Brasil Opinião

Análise: Villas Bôas mostra que Bolsonaro é só a ponta do iceberg

O ex-comandante do Exército nos governos Dilma Rousseff e Michel Temer, o general Eduardo Villas Bôas deu aquele pode ter sido o mais revelador e problemático depoimento do Brasil na “redemocratização”. A primeira mudança começa exatamente na grafia. Já que, depois das revelações feitas, o termo deveria começar a vir dentro de aspas.

No livro “General Villas Bôas: conversa com o comandante”, recém-lançado pela Editora FGV, escrito a partir de depoimentos concedidos pelo general, as mensagens postadas por ele via Twitter em 2018 na véspera do julgamento do Supremo Tribunal Federal que poderia soltar o ex-presidente Lula foram articuladas e “rascunhadas” em conjunto com o Alto Comando da instituição. Villas Bôas alega que o aumento de pedidos por intervenção militar por parte de empresários e pessoas da sociedade civil fez o exército postar a mensagem para “conter uma possível convulsão social”.

Sabe o que é pior? Esse não é o trecho mais grave desse livro. A meu ver, o que realmente deve ser colocado em debate é essa parte aqui:

“Quanto mais igualdade de gênero, mais cresce o feminicídio; quanto mais se combate a discriminação racial, mais ela se intensifica; quanto maior o ambientalismo, mais se agride o meio ambiente. A Globo, o reino do politicamente correto, foi o mais importante cabo eleitoral do presidente eleito”, disse o militar, segundo o jornalista Fabio Victor, que divulgou trechos da entrevista.

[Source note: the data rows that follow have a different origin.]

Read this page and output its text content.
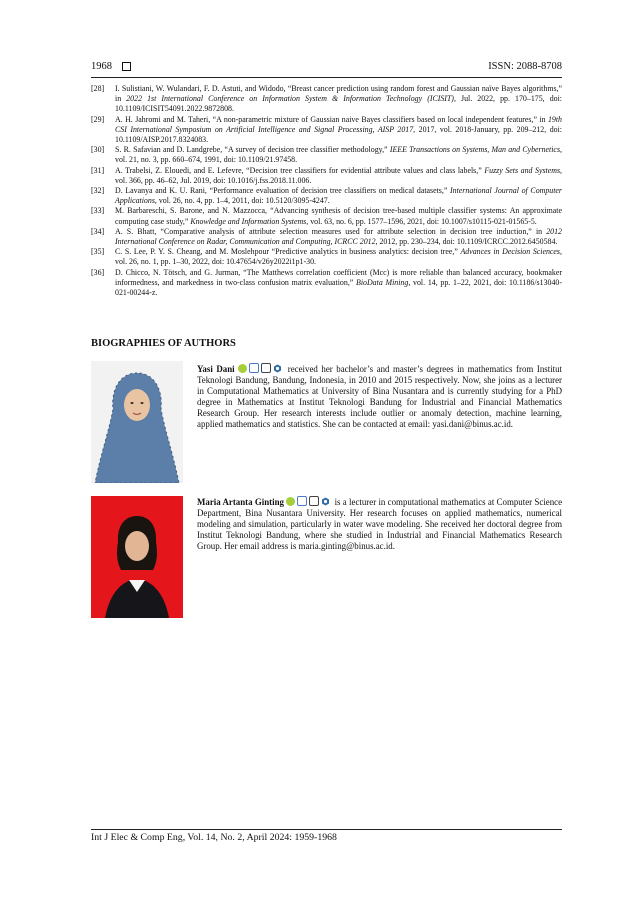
1968	ISSN: 2088-8708
[28] I. Sulistiani, W. Wulandari, F. D. Astuti, and Widodo, “Breast cancer prediction using random forest and Gaussian naïve Bayes algorithms,” in 2022 1st International Conference on Information System & Information Technology (ICISIT), Jul. 2022, pp. 170–175, doi: 10.1109/ICISIT54091.2022.9872808.
[29] A. H. Jahromi and M. Taheri, “A non-parametric mixture of Gaussian naive Bayes classifiers based on local independent features,” in 19th CSI International Symposium on Artificial Intelligence and Signal Processing, AISP 2017, 2017, vol. 2018-January, pp. 209–212, doi: 10.1109/AISP.2017.8324083.
[30] S. R. Safavian and D. Landgrebe, “A survey of decision tree classifier methodology,” IEEE Transactions on Systems, Man and Cybernetics, vol. 21, no. 3, pp. 660–674, 1991, doi: 10.1109/21.97458.
[31] A. Trabelsi, Z. Elouedi, and E. Lefevre, “Decision tree classifiers for evidential attribute values and class labels,” Fuzzy Sets and Systems, vol. 366, pp. 46–62, Jul. 2019, doi: 10.1016/j.fss.2018.11.006.
[32] D. Lavanya and K. U. Rani, “Performance evaluation of decision tree classifiers on medical datasets,” International Journal of Computer Applications, vol. 26, no. 4, pp. 1–4, 2011, doi: 10.5120/3095-4247.
[33] M. Barbareschi, S. Barone, and N. Mazzocca, “Advancing synthesis of decision tree-based multiple classifier systems: An approximate computing case study,” Knowledge and Information Systems, vol. 63, no. 6, pp. 1577–1596, 2021, doi: 10.1007/s10115-021-01565-5.
[34] A. S. Bhatt, “Comparative analysis of attribute selection measures used for attribute selection in decision tree induction,” in 2012 International Conference on Radar, Communication and Computing, ICRCC 2012, 2012, pp. 230–234, doi: 10.1109/ICRCC.2012.6450584.
[35] C. S. Lee, P. Y. S. Cheang, and M. Moslehpour “Predictive analytics in business analytics: decision tree,” Advances in Decision Sciences, vol. 26, no. 1, pp. 1–30, 2022, doi: 10.47654/v26y2022i1p1-30.
[36] D. Chicco, N. Tötsch, and G. Jurman, “The Matthews correlation coefficient (Mcc) is more reliable than balanced accuracy, bookmaker informedness, and markedness in two-class confusion matrix evaluation,” BioData Mining, vol. 14, pp. 1–22, 2021, doi: 10.1186/s13040-021-00244-z.
BIOGRAPHIES OF AUTHORS
Yasi Dani	received her bachelor’s and master’s degrees in mathematics from Institut Teknologi Bandung, Bandung, Indonesia, in 2010 and 2015 respectively. Now, she joins as a lecturer in Computational Mathematics at University of Bina Nusantara and is currently studying for a PhD degree in Mathematics at Institut Teknologi Bandung for Industrial and Financial Mathematics Research Group. Her research interests include outlier or anomaly detection, machine learning, applied mathematics and statistics. She can be contacted at email: yasi.dani@binus.ac.id.
Maria Artanta Ginting	is a lecturer in computational mathematics at Computer Science Department, Bina Nusantara University. Her research focuses on applied mathematics, numerical modeling and simulation, particularly in water wave modeling. She received her doctoral degree from Institut Teknologi Bandung, where she studied in Industrial and Financial Mathematics Research Group. Her email address is maria.ginting@binus.ac.id.
Int J Elec & Comp Eng, Vol. 14, No. 2, April 2024: 1959-1968
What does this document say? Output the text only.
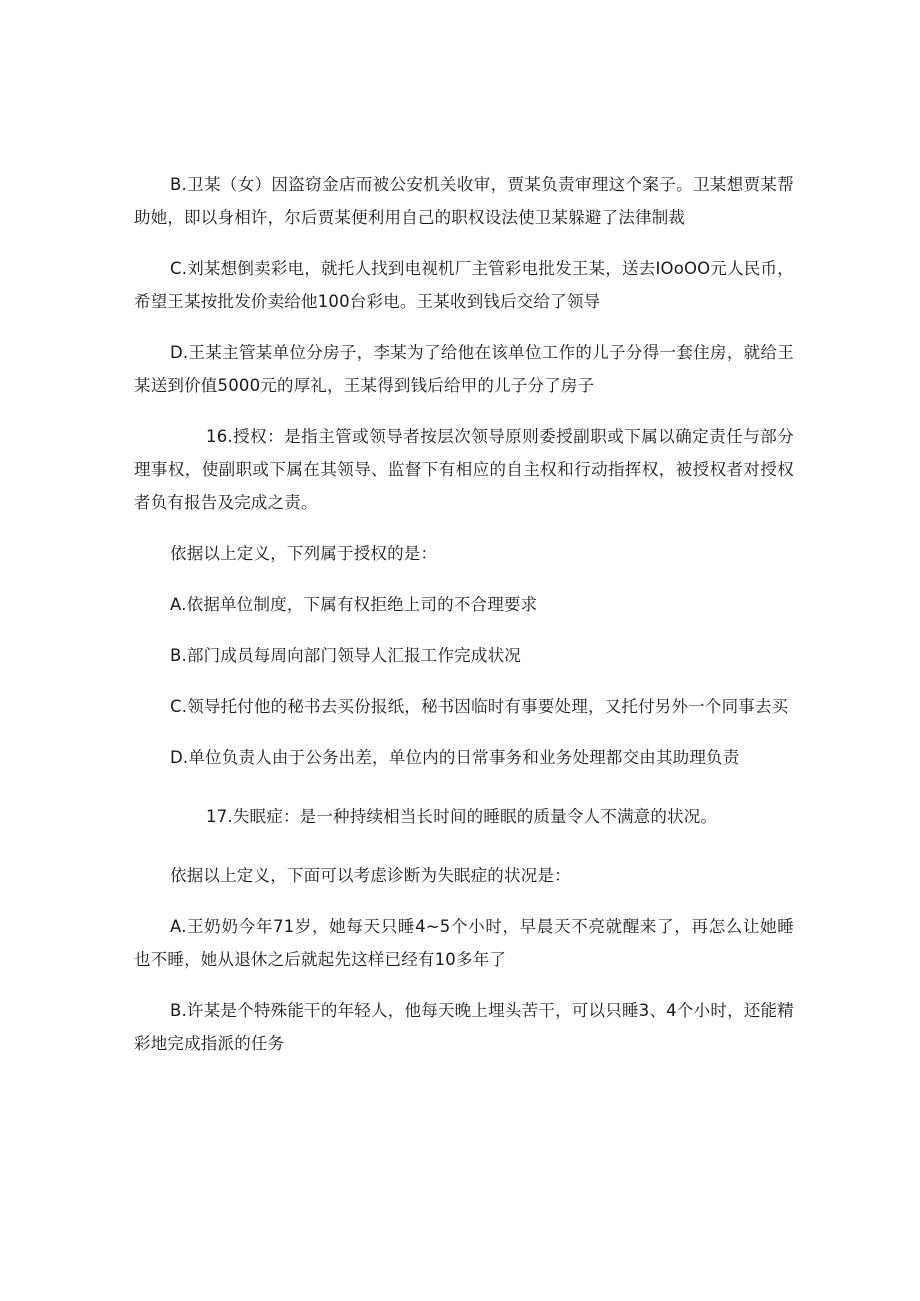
B.卫某（女）因盗窃金店而被公安机关收审，贾某负责审理这个案子。卫某想贾某帮助她，即以身相许，尔后贾某便利用自己的职权设法使卫某躲避了法律制裁

C.刘某想倒卖彩电，就托人找到电视机厂主管彩电批发王某，送去IOoOO元人民币，希望王某按批发价卖给他100台彩电。王某收到钱后交给了领导

D.王某主管某单位分房子，李某为了给他在该单位工作的儿子分得一套住房，就给王某送到价值5000元的厚礼，王某得到钱后给甲的儿子分了房子

16.授权：是指主管或领导者按层次领导原则委授副职或下属以确定责任与部分理事权，使副职或下属在其领导、监督下有相应的自主权和行动指挥权，被授权者对授权者负有报告及完成之责。

依据以上定义，下列属于授权的是：

A.依据单位制度，下属有权拒绝上司的不合理要求

B.部门成员每周向部门领导人汇报工作完成状况

C.领导托付他的秘书去买份报纸，秘书因临时有事要处理，又托付另外一个同事去买

D.单位负责人由于公务出差，单位内的日常事务和业务处理都交由其助理负责

17.失眠症：是一种持续相当长时间的睡眠的质量令人不满意的状况。

依据以上定义，下面可以考虑诊断为失眠症的状况是：

A.王奶奶今年71岁，她每天只睡4~5个小时，早晨天不亮就醒来了，再怎么让她睡也不睡，她从退休之后就起先这样已经有10多年了

B.许某是个特殊能干的年轻人，他每天晚上埋头苦干，可以只睡3、4个小时，还能精彩地完成指派的任务
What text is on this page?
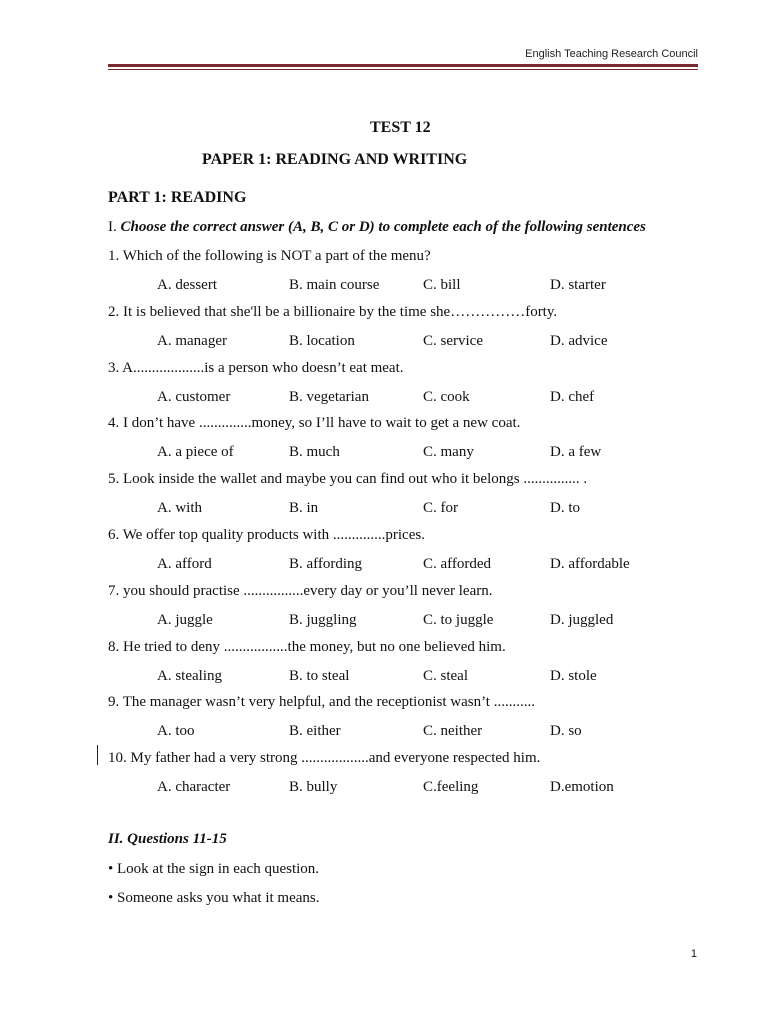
English Teaching Research Council
TEST 12
PAPER 1: READING AND WRITING
PART 1: READING
I. Choose the correct answer (A, B, C or D) to complete each of the following sentences
1. Which of the following is NOT a part of the menu?
A. dessert	B. main course	C. bill	D. starter
2. It is believed that she'll be a billionaire by the time she……………forty.
A. manager	B. location	C. service	D. advice
3. A...................is a person who doesn’t eat meat.
A. customer	B. vegetarian	C. cook	D. chef
4. I don’t have ..............money, so I’ll have to wait to get a new coat.
A. a piece of	B. much	C. many	D. a few
5. Look inside the wallet and maybe you can find out who it belongs ............... .
A. with	B. in	C. for	D. to
6. We offer top quality products with ..............prices.
A. afford	B. affording	C. afforded	D. affordable
7. you should practise ................every day or you’ll never learn.
A. juggle	B. juggling	C. to juggle	D. juggled
8. He tried to deny .................the money, but no one believed him.
A. stealing	B. to steal	C. steal	D. stole
9. The manager wasn’t very helpful, and the receptionist wasn’t ...........
A. too	B. either	C. neither	D. so
10. My father had a very strong ..................and everyone respected him.
A. character	B. bully	C.feeling	D.emotion
II. Questions 11-15
• Look at the sign in each question.
• Someone asks you what it means.
1
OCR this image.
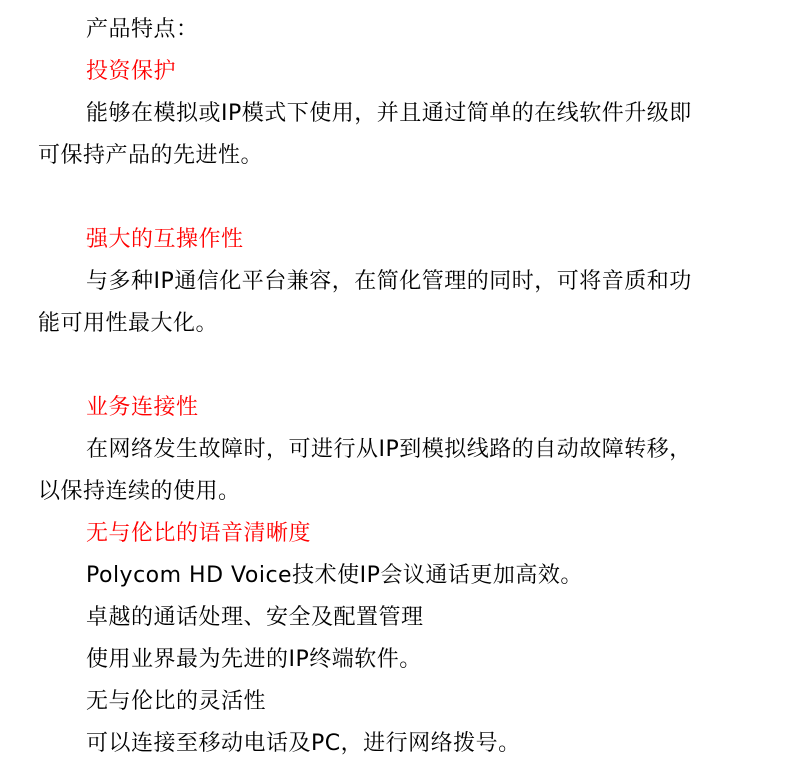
产品特点：
投资保护
能够在模拟或IP模式下使用，并且通过简单的在线软件升级即
可保持产品的先进性。
强大的互操作性
与多种IP通信化平台兼容，在简化管理的同时，可将音质和功
能可用性最大化。
业务连接性
在网络发生故障时，可进行从IP到模拟线路的自动故障转移，
以保持连续的使用。
无与伦比的语音清晰度
Polycom HD Voice技术使IP会议通话更加高效。
卓越的通话处理、安全及配置管理
使用业界最为先进的IP终端软件。
无与伦比的灵活性
可以连接至移动电话及PC，进行网络拨号。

Alguém realmente percebe a gravidade disso? Basicamente o ex-comandante das Forças Armadas no Brasil defende que as lutas sociais contra o feminicídio, o racismo e a depredação do meio ambiente simplesmente não existam. A essa altura, vale lembrar a fala do general durante a posse de Bolsonaro, em janeiro de 2019: “O senhor traz a necessária renovação e a liberação das amarras ideológicas que sequestraram o livre pensar”. E como a mensagem no Twitter foi escrita pelo o Alto Comando do exército, significa que ele não está sozinho.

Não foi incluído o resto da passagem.